The sumparser parses sum-lines and stores the bandwidth sum. Unlike the IperfParser it uses the summed lines that iperf calculates. This means that if intervals and parallel threads were used and within one (or more) of those intervals one or more of the threads didn’t report its value then the interval-sums will have fewer values than there were intervals (iperf will just skip summing an interval that didn’t have all the threads reporting back). The IperfParser, in contrast, will under-report the interval (unless the thread was actually dead) but it will at least give you a value. On the other hand, if all the sum-lines were there, then this would presumably be the more accurate method since we’re taking what iperf itself reports.
HumanExpression() | The Human Expression matches the human-readable iperf output |
HumanExpression.thread_column | an expression for the thread-number column |
CsvExpressionSum([threads]) | Changes the thread column to look for -1 if needed | ||
CsvExpressionSum.thread_column |
|
SumParser(*args, **kwargs) | The SumParser emits bandwidth sum lines |
SumParser.__call__(line) | The Main interface to add raw iperf lines to the parser |
SumParser.pipe(*args, **kwargs) |
The __call__ is the main way to use it.
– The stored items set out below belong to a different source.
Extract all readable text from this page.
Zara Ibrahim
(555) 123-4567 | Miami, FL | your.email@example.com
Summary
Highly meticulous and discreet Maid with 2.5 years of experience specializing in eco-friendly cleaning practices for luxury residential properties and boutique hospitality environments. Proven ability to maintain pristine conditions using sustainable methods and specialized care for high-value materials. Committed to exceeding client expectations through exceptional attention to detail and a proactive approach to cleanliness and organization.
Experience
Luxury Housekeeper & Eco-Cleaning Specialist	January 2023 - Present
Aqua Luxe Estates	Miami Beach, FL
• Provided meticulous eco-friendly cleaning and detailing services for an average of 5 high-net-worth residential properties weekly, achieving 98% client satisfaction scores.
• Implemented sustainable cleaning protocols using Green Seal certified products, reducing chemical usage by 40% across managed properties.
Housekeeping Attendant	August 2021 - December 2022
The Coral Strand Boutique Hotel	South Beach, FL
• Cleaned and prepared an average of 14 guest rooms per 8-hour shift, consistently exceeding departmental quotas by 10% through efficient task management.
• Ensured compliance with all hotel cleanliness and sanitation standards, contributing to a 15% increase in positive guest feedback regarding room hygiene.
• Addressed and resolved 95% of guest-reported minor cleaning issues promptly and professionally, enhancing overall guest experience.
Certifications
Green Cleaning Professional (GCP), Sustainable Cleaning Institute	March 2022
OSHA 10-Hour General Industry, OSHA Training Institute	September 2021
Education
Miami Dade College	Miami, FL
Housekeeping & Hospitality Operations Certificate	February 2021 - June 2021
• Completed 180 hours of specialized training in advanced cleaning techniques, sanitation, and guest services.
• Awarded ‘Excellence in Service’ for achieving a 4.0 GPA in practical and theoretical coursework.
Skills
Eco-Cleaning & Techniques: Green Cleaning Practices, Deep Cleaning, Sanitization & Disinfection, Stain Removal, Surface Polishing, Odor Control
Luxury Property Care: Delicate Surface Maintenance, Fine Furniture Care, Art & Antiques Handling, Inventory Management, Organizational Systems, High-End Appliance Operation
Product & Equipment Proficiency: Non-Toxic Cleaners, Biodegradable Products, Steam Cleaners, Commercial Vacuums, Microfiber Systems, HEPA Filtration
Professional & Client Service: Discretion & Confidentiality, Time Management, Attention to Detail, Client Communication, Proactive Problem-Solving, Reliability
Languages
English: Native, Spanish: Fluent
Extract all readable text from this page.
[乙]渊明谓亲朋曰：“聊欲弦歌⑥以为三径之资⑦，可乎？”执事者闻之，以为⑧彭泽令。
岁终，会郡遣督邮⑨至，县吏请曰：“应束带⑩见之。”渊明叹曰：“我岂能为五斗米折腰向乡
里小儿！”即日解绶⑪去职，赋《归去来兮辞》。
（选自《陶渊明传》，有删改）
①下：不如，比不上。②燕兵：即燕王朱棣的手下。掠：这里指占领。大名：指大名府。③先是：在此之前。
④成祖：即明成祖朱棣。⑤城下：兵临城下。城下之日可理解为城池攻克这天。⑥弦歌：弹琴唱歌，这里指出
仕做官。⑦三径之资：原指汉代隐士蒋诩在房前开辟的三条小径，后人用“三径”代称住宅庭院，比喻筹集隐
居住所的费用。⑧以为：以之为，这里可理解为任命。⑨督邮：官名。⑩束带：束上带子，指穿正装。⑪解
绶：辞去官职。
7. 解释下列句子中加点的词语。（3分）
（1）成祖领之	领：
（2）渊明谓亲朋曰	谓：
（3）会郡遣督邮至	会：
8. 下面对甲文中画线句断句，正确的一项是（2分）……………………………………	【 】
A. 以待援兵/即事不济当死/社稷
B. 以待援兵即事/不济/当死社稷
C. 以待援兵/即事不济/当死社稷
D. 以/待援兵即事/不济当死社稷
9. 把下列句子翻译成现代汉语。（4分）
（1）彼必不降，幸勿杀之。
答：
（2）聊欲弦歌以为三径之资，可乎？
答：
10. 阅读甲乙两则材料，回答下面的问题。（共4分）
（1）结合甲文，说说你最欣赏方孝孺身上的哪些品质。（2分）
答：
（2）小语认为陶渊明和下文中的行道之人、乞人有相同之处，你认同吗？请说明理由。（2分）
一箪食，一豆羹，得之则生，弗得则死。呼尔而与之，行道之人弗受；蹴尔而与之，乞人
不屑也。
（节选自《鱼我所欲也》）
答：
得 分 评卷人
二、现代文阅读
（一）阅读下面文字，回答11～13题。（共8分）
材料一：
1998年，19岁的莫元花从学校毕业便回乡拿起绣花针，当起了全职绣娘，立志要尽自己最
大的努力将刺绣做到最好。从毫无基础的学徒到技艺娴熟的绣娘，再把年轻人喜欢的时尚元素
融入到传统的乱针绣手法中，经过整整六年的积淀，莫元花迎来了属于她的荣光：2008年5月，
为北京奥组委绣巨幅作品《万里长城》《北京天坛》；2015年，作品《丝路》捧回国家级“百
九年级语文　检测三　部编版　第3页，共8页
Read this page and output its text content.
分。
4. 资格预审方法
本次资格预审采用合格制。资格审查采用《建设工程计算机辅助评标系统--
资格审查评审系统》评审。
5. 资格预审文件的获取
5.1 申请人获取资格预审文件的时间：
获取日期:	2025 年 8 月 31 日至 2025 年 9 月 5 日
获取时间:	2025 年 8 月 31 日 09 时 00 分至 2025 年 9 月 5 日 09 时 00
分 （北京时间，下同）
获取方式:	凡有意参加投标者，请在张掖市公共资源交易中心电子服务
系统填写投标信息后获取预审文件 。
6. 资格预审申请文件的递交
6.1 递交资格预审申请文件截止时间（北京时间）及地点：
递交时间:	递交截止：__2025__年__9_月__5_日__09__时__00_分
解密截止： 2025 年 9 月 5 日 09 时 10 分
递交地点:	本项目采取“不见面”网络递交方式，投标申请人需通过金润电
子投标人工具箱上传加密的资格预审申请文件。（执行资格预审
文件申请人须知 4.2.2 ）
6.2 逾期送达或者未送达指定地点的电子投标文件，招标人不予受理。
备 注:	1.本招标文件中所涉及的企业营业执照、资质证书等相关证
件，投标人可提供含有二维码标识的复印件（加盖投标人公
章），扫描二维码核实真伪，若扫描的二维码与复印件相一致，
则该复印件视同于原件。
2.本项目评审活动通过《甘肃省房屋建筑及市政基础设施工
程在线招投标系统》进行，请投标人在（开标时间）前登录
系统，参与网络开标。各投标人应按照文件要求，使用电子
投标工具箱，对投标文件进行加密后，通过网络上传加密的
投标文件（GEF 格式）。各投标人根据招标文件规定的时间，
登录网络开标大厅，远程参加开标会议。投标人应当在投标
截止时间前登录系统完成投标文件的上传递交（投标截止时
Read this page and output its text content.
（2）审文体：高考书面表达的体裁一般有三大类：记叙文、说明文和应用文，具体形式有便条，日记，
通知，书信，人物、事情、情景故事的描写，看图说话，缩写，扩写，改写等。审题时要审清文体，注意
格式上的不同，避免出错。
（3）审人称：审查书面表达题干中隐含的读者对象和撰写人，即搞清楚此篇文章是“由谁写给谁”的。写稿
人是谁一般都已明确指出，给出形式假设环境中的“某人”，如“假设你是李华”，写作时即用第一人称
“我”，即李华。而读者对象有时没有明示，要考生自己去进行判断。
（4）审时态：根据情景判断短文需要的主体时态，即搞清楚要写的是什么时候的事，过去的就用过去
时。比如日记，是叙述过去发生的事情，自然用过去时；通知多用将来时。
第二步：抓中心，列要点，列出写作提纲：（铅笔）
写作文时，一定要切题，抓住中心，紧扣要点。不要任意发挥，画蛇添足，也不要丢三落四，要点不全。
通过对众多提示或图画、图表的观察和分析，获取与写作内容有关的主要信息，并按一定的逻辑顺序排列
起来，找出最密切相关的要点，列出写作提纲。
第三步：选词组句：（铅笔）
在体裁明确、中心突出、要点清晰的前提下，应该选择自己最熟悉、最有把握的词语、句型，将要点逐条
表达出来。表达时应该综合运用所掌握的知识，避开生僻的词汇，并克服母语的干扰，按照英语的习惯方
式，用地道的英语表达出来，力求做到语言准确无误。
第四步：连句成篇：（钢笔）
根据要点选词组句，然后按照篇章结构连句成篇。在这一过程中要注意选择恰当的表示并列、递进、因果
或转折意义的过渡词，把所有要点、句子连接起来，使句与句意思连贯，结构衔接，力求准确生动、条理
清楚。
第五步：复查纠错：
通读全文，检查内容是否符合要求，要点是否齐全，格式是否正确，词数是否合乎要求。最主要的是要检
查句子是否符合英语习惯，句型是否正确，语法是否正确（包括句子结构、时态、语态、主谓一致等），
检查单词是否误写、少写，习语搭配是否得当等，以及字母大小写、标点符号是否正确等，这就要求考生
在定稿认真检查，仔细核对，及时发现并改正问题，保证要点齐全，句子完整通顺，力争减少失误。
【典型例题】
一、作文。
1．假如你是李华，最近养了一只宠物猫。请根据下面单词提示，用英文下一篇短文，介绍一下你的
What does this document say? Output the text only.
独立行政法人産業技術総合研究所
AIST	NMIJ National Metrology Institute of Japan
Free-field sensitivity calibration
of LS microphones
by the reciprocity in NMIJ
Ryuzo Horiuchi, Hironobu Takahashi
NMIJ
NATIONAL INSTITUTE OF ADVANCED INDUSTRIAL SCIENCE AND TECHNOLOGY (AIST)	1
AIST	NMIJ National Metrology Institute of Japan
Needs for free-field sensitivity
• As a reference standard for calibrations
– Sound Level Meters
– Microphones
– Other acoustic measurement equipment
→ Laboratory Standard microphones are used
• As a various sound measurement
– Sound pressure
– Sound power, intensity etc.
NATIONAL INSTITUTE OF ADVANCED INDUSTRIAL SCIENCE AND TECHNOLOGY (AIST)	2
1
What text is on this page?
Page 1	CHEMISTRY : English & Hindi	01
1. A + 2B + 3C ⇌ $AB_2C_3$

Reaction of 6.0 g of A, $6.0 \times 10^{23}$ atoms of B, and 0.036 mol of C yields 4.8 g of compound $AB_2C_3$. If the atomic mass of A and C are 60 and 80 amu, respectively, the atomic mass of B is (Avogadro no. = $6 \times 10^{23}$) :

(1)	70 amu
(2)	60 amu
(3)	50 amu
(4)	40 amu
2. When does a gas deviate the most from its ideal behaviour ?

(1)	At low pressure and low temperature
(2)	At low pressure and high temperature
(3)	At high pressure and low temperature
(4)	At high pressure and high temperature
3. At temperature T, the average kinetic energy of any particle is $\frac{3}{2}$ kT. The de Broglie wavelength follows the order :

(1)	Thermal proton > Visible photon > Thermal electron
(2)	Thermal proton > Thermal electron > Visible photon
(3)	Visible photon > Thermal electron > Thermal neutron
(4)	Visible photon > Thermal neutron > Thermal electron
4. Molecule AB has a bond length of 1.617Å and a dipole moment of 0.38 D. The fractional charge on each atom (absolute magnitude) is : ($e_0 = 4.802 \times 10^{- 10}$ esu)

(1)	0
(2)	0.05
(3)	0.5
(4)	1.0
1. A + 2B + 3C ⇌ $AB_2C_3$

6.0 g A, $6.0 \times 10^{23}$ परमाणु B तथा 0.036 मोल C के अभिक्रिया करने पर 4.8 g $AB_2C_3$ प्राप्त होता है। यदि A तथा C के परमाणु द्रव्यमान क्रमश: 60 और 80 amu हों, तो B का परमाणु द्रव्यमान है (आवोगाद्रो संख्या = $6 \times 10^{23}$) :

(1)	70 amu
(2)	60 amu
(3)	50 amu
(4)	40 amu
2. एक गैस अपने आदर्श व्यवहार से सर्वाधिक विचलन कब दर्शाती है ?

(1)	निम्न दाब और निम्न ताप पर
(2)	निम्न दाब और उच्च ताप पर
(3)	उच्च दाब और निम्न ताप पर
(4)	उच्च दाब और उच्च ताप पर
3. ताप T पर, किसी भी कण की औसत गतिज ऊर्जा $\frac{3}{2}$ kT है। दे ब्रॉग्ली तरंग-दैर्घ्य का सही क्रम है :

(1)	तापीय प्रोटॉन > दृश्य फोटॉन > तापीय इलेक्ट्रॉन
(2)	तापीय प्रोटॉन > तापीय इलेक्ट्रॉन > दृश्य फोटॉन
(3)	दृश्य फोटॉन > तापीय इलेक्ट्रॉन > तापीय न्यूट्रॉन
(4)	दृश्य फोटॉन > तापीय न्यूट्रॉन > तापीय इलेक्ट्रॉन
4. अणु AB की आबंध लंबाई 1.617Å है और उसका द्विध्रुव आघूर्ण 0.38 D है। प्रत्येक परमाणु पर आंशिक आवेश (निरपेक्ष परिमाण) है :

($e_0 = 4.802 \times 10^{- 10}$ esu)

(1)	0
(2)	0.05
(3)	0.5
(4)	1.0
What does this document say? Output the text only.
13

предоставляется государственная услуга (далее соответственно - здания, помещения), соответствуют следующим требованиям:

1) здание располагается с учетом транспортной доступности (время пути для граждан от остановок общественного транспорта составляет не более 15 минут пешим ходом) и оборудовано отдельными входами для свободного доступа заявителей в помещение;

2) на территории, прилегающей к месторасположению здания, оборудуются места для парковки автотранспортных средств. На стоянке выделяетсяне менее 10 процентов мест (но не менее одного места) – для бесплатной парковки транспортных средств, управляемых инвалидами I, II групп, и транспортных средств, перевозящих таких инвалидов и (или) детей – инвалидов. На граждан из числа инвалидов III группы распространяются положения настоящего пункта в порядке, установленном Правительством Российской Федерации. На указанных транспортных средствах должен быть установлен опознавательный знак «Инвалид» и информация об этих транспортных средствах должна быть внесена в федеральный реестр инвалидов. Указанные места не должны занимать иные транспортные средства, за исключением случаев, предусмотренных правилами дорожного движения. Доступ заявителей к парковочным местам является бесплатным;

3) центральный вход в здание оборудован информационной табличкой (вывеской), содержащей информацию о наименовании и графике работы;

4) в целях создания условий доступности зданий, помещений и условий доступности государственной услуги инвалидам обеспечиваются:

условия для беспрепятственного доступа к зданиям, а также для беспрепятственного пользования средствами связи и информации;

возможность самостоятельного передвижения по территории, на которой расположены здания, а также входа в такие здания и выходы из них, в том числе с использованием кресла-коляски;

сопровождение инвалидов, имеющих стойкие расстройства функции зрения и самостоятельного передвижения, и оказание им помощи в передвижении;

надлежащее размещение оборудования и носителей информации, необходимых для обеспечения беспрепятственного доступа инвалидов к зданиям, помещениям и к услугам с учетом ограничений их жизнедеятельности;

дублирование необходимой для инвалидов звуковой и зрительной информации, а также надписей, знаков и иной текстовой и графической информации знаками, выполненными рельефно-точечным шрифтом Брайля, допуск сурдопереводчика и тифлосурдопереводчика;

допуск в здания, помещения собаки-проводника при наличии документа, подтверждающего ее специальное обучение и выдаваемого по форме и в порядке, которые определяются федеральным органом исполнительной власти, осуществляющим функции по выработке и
There are two ways to get the interval sums from the SumParser (and the IperfParser). One is to poll the returned value from the __call__ to see if a value was returned. I’ll start by working with client-side input that has two threads and one-second reporting intervals.
if in_documentation:
data_folder = 'tests/steps/samples/'
data_path = os.path.join(data_folder, 'client_data.iperf')
parser = SumParser(threads=2)
for line in open(data_path):
bandwidth = parser(line)
if bandwidth is not None:
print(bandwidth)
96.5
94.4
94.4
93.3
93.3
94.4
94.4
94.4
92.3
94.4
Warning
the returned value is a float, not a string so it has to be cast to a string to be saved (don’t do bandwidth + '\n').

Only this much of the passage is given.